Kate C. Gaston

Where Coats Were Banned

Los Angeles, my birthplace to a mother born in L.A., a father born in Houston, who met one evening in 1941 on a porch in East L.A. He, twenty, in uniform, the guest of another sailor, the son of her neighbors; she, eighteen, in a blue checked-dress she’d bought marked down with her employee’s discount at Bullocks. Her father in prison, her mother an occasional seamstress for a competitor’s department store, her younger sisters just entering middle school, her job paid the rent, supplied the bones for soup. His uniforms issued to him by the U.S. Navy were valued. He kept them sharp. Other than that deducted to pay back this apparel, the rest of his Navy pay was sent directly to his parents. It covered the rent for a three-room house on the edge of Dallas. His father unemployed, his mother doing washing for folks, his younger sister so hollow one could nearly see through her.

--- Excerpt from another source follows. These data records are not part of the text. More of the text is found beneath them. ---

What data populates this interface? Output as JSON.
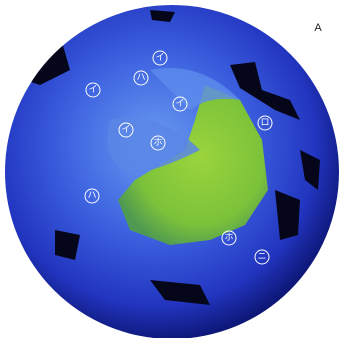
{
  "panel_label": "A",
  "labels": [
    "イ",
    "ハ",
    "イ",
    "イ",
    "ロ",
    "イ",
    "ホ",
    "ハ",
    "ホ",
    "ニ"
  ]
}
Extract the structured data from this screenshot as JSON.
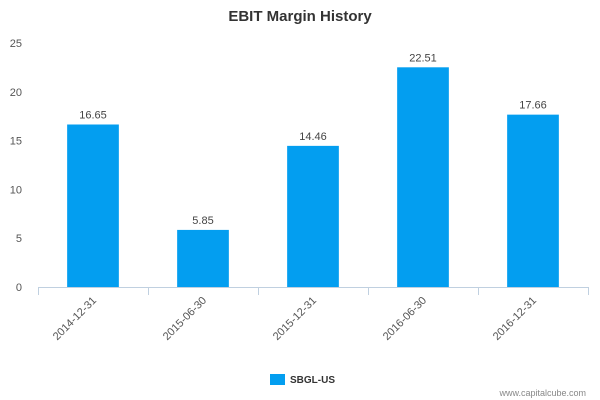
{
  "chart_data": {
    "type": "bar",
    "title": "EBIT Margin History",
    "categories": [
      "2014-12-31",
      "2015-06-30",
      "2015-12-31",
      "2016-06-30",
      "2016-12-31"
    ],
    "series": [
      {
        "name": "SBGL-US",
        "values": [
          16.65,
          5.85,
          14.46,
          22.51,
          17.66
        ]
      }
    ],
    "data_labels": [
      "16.65",
      "5.85",
      "14.46",
      "22.51",
      "17.66"
    ],
    "y_ticks": [
      "0",
      "5",
      "10",
      "15",
      "20",
      "25"
    ],
    "ylim": [
      0,
      25
    ],
    "grid": false,
    "legend_position": "bottom-center",
    "colors": {
      "bar": "#039ef0",
      "axis": "#c0d0e0"
    }
  },
  "credit": "www.capitalcube.com"
}
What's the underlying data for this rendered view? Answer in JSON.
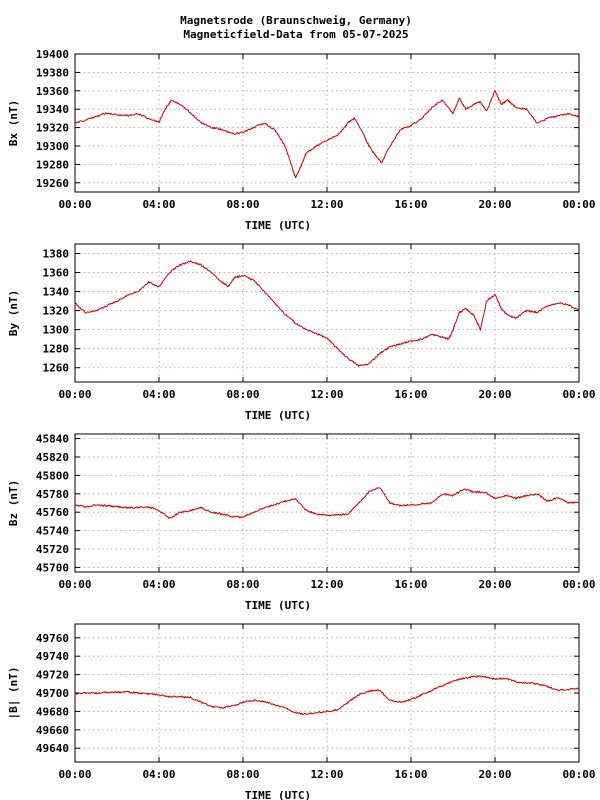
{
  "chart_data": [
    {
      "type": "line",
      "title": [
        "Magnetsrode (Braunschweig, Germany)",
        "Magneticfield-Data from 05-07-2025"
      ],
      "xlabel": "TIME (UTC)",
      "ylabel": "Bx (nT)",
      "xlim": [
        0,
        24
      ],
      "ylim": [
        19250,
        19400
      ],
      "x_ticks": [
        0,
        4,
        8,
        12,
        16,
        20,
        24
      ],
      "x_tick_labels": [
        "00:00",
        "04:00",
        "08:00",
        "12:00",
        "16:00",
        "20:00",
        "00:00"
      ],
      "y_ticks": [
        19260,
        19280,
        19300,
        19320,
        19340,
        19360,
        19380,
        19400
      ],
      "color": "#cc0000",
      "grid": true,
      "series": [
        {
          "x": [
            0,
            0.5,
            1,
            1.5,
            2,
            2.5,
            3,
            3.5,
            4,
            4.3,
            4.6,
            5,
            5.5,
            6,
            6.5,
            7,
            7.5,
            8,
            8.5,
            9,
            9.5,
            10,
            10.3,
            10.5,
            10.8,
            11,
            11.5,
            12,
            12.5,
            13,
            13.3,
            13.7,
            14,
            14.3,
            14.6,
            15,
            15.5,
            16,
            16.5,
            17,
            17.5,
            18,
            18.3,
            18.6,
            19,
            19.3,
            19.6,
            20,
            20.3,
            20.6,
            21,
            21.5,
            22,
            22.5,
            23,
            23.5,
            24
          ],
          "y": [
            19325,
            19328,
            19332,
            19336,
            19334,
            19333,
            19335,
            19330,
            19326,
            19340,
            19350,
            19345,
            19336,
            19325,
            19320,
            19318,
            19313,
            19315,
            19320,
            19325,
            19318,
            19300,
            19280,
            19265,
            19280,
            19292,
            19300,
            19306,
            19312,
            19325,
            19330,
            19315,
            19300,
            19290,
            19282,
            19300,
            19318,
            19322,
            19330,
            19342,
            19350,
            19335,
            19352,
            19340,
            19345,
            19348,
            19338,
            19360,
            19345,
            19350,
            19342,
            19340,
            19325,
            19330,
            19333,
            19335,
            19332
          ]
        }
      ]
    },
    {
      "type": "line",
      "xlabel": "TIME (UTC)",
      "ylabel": "By (nT)",
      "xlim": [
        0,
        24
      ],
      "ylim": [
        1245,
        1390
      ],
      "x_ticks": [
        0,
        4,
        8,
        12,
        16,
        20,
        24
      ],
      "x_tick_labels": [
        "00:00",
        "04:00",
        "08:00",
        "12:00",
        "16:00",
        "20:00",
        "00:00"
      ],
      "y_ticks": [
        1260,
        1280,
        1300,
        1320,
        1340,
        1360,
        1380
      ],
      "color": "#cc0000",
      "grid": true,
      "series": [
        {
          "x": [
            0,
            0.5,
            1,
            1.5,
            2,
            2.5,
            3,
            3.5,
            4,
            4.5,
            5,
            5.5,
            6,
            6.5,
            7,
            7.3,
            7.6,
            8,
            8.5,
            9,
            9.5,
            10,
            10.5,
            11,
            11.5,
            12,
            12.5,
            13,
            13.5,
            14,
            14.5,
            15,
            15.5,
            16,
            16.5,
            17,
            17.5,
            17.8,
            18,
            18.3,
            18.6,
            19,
            19.3,
            19.6,
            20,
            20.3,
            20.6,
            21,
            21.5,
            22,
            22.5,
            23,
            23.5,
            24
          ],
          "y": [
            1328,
            1318,
            1320,
            1325,
            1330,
            1336,
            1340,
            1350,
            1345,
            1360,
            1368,
            1372,
            1368,
            1360,
            1350,
            1345,
            1355,
            1357,
            1352,
            1340,
            1328,
            1316,
            1307,
            1300,
            1296,
            1291,
            1280,
            1270,
            1262,
            1264,
            1275,
            1282,
            1285,
            1288,
            1290,
            1295,
            1292,
            1290,
            1300,
            1318,
            1322,
            1315,
            1300,
            1330,
            1337,
            1322,
            1315,
            1312,
            1320,
            1318,
            1325,
            1328,
            1326,
            1320
          ]
        }
      ]
    },
    {
      "type": "line",
      "xlabel": "TIME (UTC)",
      "ylabel": "Bz (nT)",
      "xlim": [
        0,
        24
      ],
      "ylim": [
        45695,
        45845
      ],
      "x_ticks": [
        0,
        4,
        8,
        12,
        16,
        20,
        24
      ],
      "x_tick_labels": [
        "00:00",
        "04:00",
        "08:00",
        "12:00",
        "16:00",
        "20:00",
        "00:00"
      ],
      "y_ticks": [
        45700,
        45720,
        45740,
        45760,
        45780,
        45800,
        45820,
        45840
      ],
      "color": "#cc0000",
      "grid": true,
      "series": [
        {
          "x": [
            0,
            0.5,
            1,
            1.5,
            2,
            2.5,
            3,
            3.5,
            4,
            4.5,
            5,
            5.5,
            6,
            6.5,
            7,
            7.5,
            8,
            8.5,
            9,
            9.5,
            10,
            10.5,
            11,
            11.5,
            12,
            12.5,
            13,
            13.5,
            14,
            14.5,
            15,
            15.5,
            16,
            16.5,
            17,
            17.5,
            18,
            18.5,
            19,
            19.5,
            20,
            20.5,
            21,
            21.5,
            22,
            22.5,
            23,
            23.5,
            24
          ],
          "y": [
            45768,
            45766,
            45768,
            45767,
            45766,
            45765,
            45765,
            45766,
            45762,
            45753,
            45760,
            45762,
            45765,
            45760,
            45758,
            45755,
            45755,
            45760,
            45765,
            45768,
            45772,
            45775,
            45762,
            45758,
            45757,
            45757,
            45758,
            45770,
            45782,
            45787,
            45770,
            45767,
            45768,
            45769,
            45770,
            45780,
            45778,
            45785,
            45782,
            45782,
            45775,
            45778,
            45775,
            45778,
            45780,
            45772,
            45776,
            45770,
            45771
          ]
        }
      ]
    },
    {
      "type": "line",
      "xlabel": "TIME (UTC)",
      "ylabel": "|B| (nT)",
      "xlim": [
        0,
        24
      ],
      "ylim": [
        49625,
        49775
      ],
      "x_ticks": [
        0,
        4,
        8,
        12,
        16,
        20,
        24
      ],
      "x_tick_labels": [
        "00:00",
        "04:00",
        "08:00",
        "12:00",
        "16:00",
        "20:00",
        "00:00"
      ],
      "y_ticks": [
        49640,
        49660,
        49680,
        49700,
        49720,
        49740,
        49760
      ],
      "color": "#cc0000",
      "grid": true,
      "series": [
        {
          "x": [
            0,
            0.5,
            1,
            1.5,
            2,
            2.5,
            3,
            3.5,
            4,
            4.5,
            5,
            5.5,
            6,
            6.5,
            7,
            7.5,
            8,
            8.5,
            9,
            9.5,
            10,
            10.5,
            11,
            11.5,
            12,
            12.5,
            13,
            13.5,
            14,
            14.5,
            15,
            15.5,
            16,
            16.5,
            17,
            17.5,
            18,
            18.5,
            19,
            19.5,
            20,
            20.5,
            21,
            21.5,
            22,
            22.5,
            23,
            23.5,
            24
          ],
          "y": [
            49699,
            49700,
            49700,
            49701,
            49701,
            49701,
            49700,
            49699,
            49698,
            49696,
            49696,
            49695,
            49690,
            49685,
            49684,
            49686,
            49690,
            49692,
            49691,
            49687,
            49684,
            49678,
            49677,
            49679,
            49680,
            49682,
            49690,
            49698,
            49702,
            49703,
            49692,
            49690,
            49693,
            49698,
            49703,
            49708,
            49713,
            49716,
            49718,
            49718,
            49715,
            49716,
            49712,
            49711,
            49710,
            49707,
            49703,
            49704,
            49705
          ]
        }
      ]
    }
  ]
}
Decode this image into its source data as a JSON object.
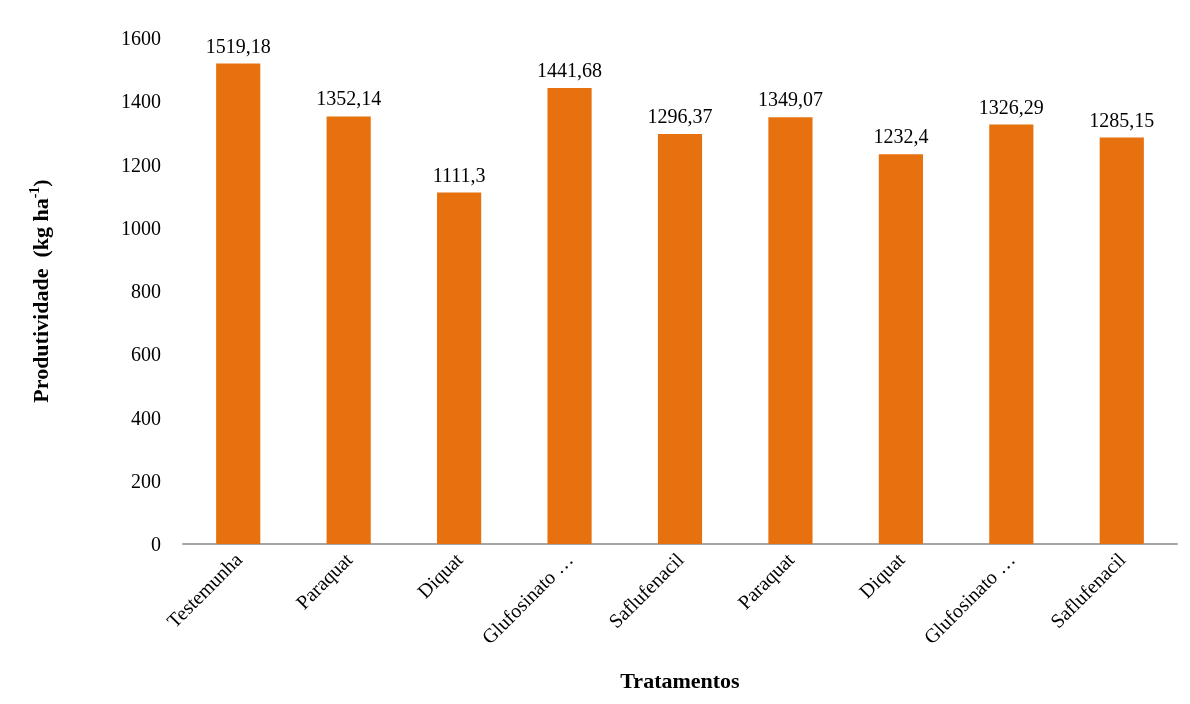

Los Angeles, where these two half-orphaned kids met, both having lived amid each draining year of the Great Depression, some days one meal, a piece of pork, beans, and roots from neighbor gardens. For both, jobs taken as ten and twelve year olds, carrying newspapers, mowing lawns, cleaning up kitchens, selling hotdogs, all for the chance to put food in their mouths, pocket something for younger sisters. Lying about their ages for jobs, to enter the Navy, to work nights in the munitions factory. Staying out from home because feeling and watching their parents’ discomfort and guilt was more depressing than anything they’d find in the movies, or among close or mere acquaintances, at part-time jobs. And who do you tell? I thought to ask after they were long gone, who did you tell there was no food on the table? No one, they would have said. All, everyone already knew.

Mrs. Hemming by Artemisio C.R.

Los Angeles, where churches were built at a rate proportionate to new houses, new neighborhoods, and where the film industry moved even quicker. Church, bread, rent, shoes, water, streetcars, all competed for quarters. In the collection plate or in the pocket, to the landlord or at the market? What would a quarter have brought, bought? What would a nickel? Bought a double-bill at any local movie house, where films either reflected the lives people soldiered through each day, or they spun frothy flights of fancy among characters who were supposedly titans and queens. But in both, the actors were really just hungry people like them, trying to put soles on their shoes, meat in their mouths, and roofs over their heads to keep the sky at bay. As luck would have it, those millions of nickels filtered out of dollars, became dollars again, and a star is born.

Only in Los Angeles could a girl clad in a sweater set become a movie star by sitting at a soda fountain on Hollywood Boulevard. Sweater sets were bought instead of chopped meat, were bought instead of books, bread and biscuits. Here, in movieland and 4000 hours of daylight, darkness dissolved and moved eastward with the winds, to Cleveland and Chicago, New Orleans or New York, Tulsa and Birmingham. Here where people earned quarters by pretending to be stars and titans, everyone survived by assuming a new identity as the road out of poverty. We had banished all pasts. We had new towns, new buildings, new people. New Industries. Who and what and where your papa was, didn’t matter to us. Here, what your coat looked like, what it was made from, and the brand name on its label, here it never mattered, here where it never rained, where coats were banned.

Los Angeles, where neighbors spoke multiple languages, held close secrets of once was, all were refugees from ignorance, fascism, despots, and revolutions, immigrants from prejudice, famine, disrupted lives and sudden harsh desertions, poverty, starvation, greed and self-centeredness. Over rocks as high as skyscrapers, cross barren lands, dangerous seas, they sprung, showed up, the newest arrivals, surveyors, travelers, seekers flooding or trickling in by foot, horse, wagon, train, car, plane, and hopeful, all of us. Composing the small and mass discoveries, exploring, settling of land and water, casting the seeds, digging the trench, planting the vine, all of us brought, bought, bore or stole, facing west, sun and sky and deep blue Pacific well warming/chilling the core of each and every one, promising what no one since Moses had, an eternal land of milk and honey.

Los Angeles, where we came to gawk at a land replete with gardens and promises, where we stayed to build something, to forget disruptive history and indiscretions, to take fish from the sea, grapes from the vine, and stroll unencumbered through orchards, forests, savannas, among legends on the edge of a coastline thirteen hundred miles north to south. We were all part of the mass transformation, on narrow paths, crowded highways, bridging the old ways to a new future, to be someone or something other than what we’d been. Los Angeles, where my parents met on a porch in 1941 on a blind date, where they were married six years later at the end of the war. Where I was born at the start of 1953 as the G.I. Bill sent my dad through UCLA.

The City of Angels, where Santa Ana left his name on the winds of change, and I met my future husband at a music concert in the town that bore his name.